KATADIA MAKASSAR || Inisiatif kolaborasi di sektor pengetahuan dan inovasi antara Australia dan Indonesia, KONEKSI, resmi menyelenggarakan seri pertama Knowledge and Innovation Exchange (KIE) Roadshow di Makassar pada 19–20 Agustus 2025.
Diskusi dua hari ini melibatkan pemangku kepentingan lintas sektor, membahas strategi ketahanan iklim yang tumbuh dari masyarakat, serta mendorong penerapan perspektif Gender Equality, Disability, and Social Inclusion (GEDSI) dalam isu lingkungan dan perubahan iklim.
Pendiri the Next Economy, Amanda Cahill, menegaskan perlunya keterlibatan kelompok rentan secara lebih bermakna. “Solusi perubahan iklim harus melibatkan mereka secara inklusif, bukan sekadar peserta atau objek penelitian, tetapi aktor penting dalam resiliensi iklim,” kata Amanda.
Salah satu praktik riset berperspektif GEDSI yang dipresentasikan adalah penelitian “Building A Model of Future-proofing for Climate Resilience by Engaging Communities (MoFCREC) in Eastern Indonesia)”, hasil kolaborasi Monash University, Universitas Hasanuddin, Yayasan PerDIK, LBH APIK Sulawesi Selatan, serta sejumlah institusi di Indonesia dan Australia.
Penelitian ini sejak awal dirancang agar kelompok rentan, termasuk komunitas difabel dan perempuan nelayan di Lombok, Makassar, dan Sumbawa, dapat berpartisipasi penuh.
Ketua Yayasan PerDIK, Nur Syarif Ramadhan, menyampaikan pentingnya ruang dialog yang lebih luas bagi penyandang disabilitas.
“Pelibatan kelompok disabilitas dalam penelitian kolaboratif membuka peluang agar suara mereka lebih terdengar. Namun, masih ada tantangan karena tidak semua difabel memiliki akses ke pendidikan tinggi,” ujarnya.
Dari perspektif perempuan nelayan, Nuraeni dari Kelompok Wanita Nelayan (KWN) menegaskan harapannya agar hasil riset tidak berhenti pada laporan.
“Kami ingin temuan ini bisa masuk ke musrenbang daerah sehingga kepentingan perempuan nelayan dapat terakomodasi dalam kebijakan,” katanya.
Sementara itu, Welmince Djulete dari Monash Herb Feith Indonesia Engagement Center menyoroti pentingnya peningkatan kapasitas kelompok rentan.

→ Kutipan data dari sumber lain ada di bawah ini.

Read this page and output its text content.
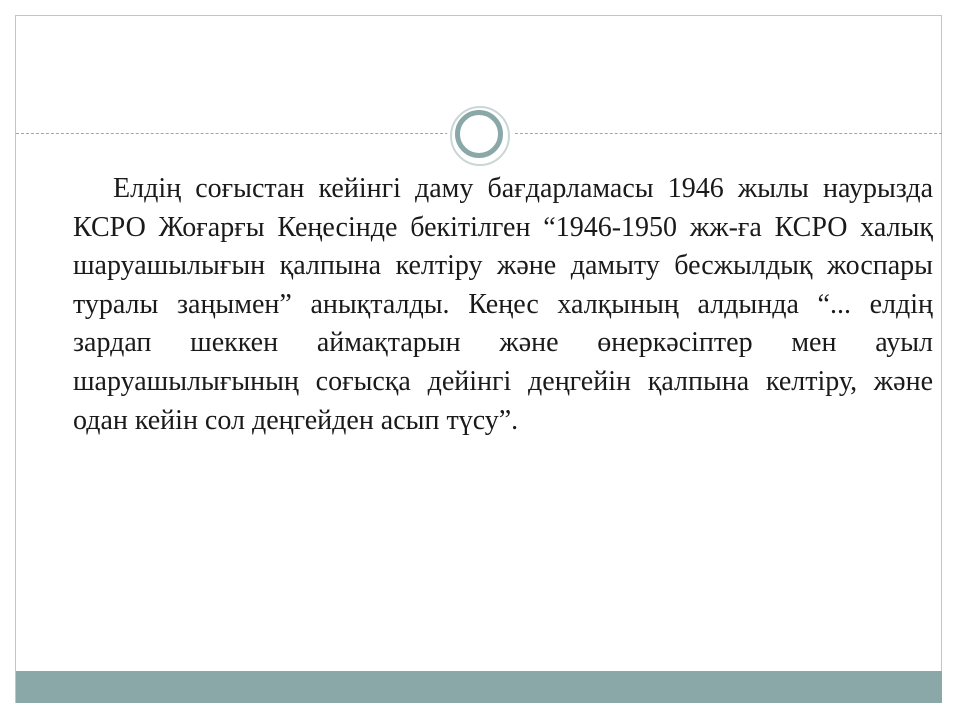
Елдің соғыстан кейінгі даму бағдарламасы 1946 жылы наурызда КСРО Жоғарғы Кеңесінде бекітілген “1946-1950 жж-ға КСРО халық шаруашылығын қалпына келтіру және дамыту бесжылдық жоспары туралы заңымен” анықталды. Кеңес халқының алдында “... елдің зардап шеккен аймақтарын және өнеркәсіптер мен ауыл шаруашылығының соғысқа дейінгі деңгейін қалпына келтіру, және одан кейін сол деңгейден асып түсу”.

“Banyak mitra penelitian bukan akademisi, sehingga ruang untuk berbagi pengetahuan perlu difasilitasi. Dengan begitu, mereka bisa mengadvokasi kepentingannya di platform lain,” jelasnya.
Sebagai penutup, delapan penerima hibah KONEKSI memamerkan hasil riset mereka dalam bentuk poster. Penelitian MoFCREC menjadi salah satu dari empat poster terbaik pilihan juri, menegaskan peran GEDSI sebagai bagian penting dalam penelitian perubahan iklim.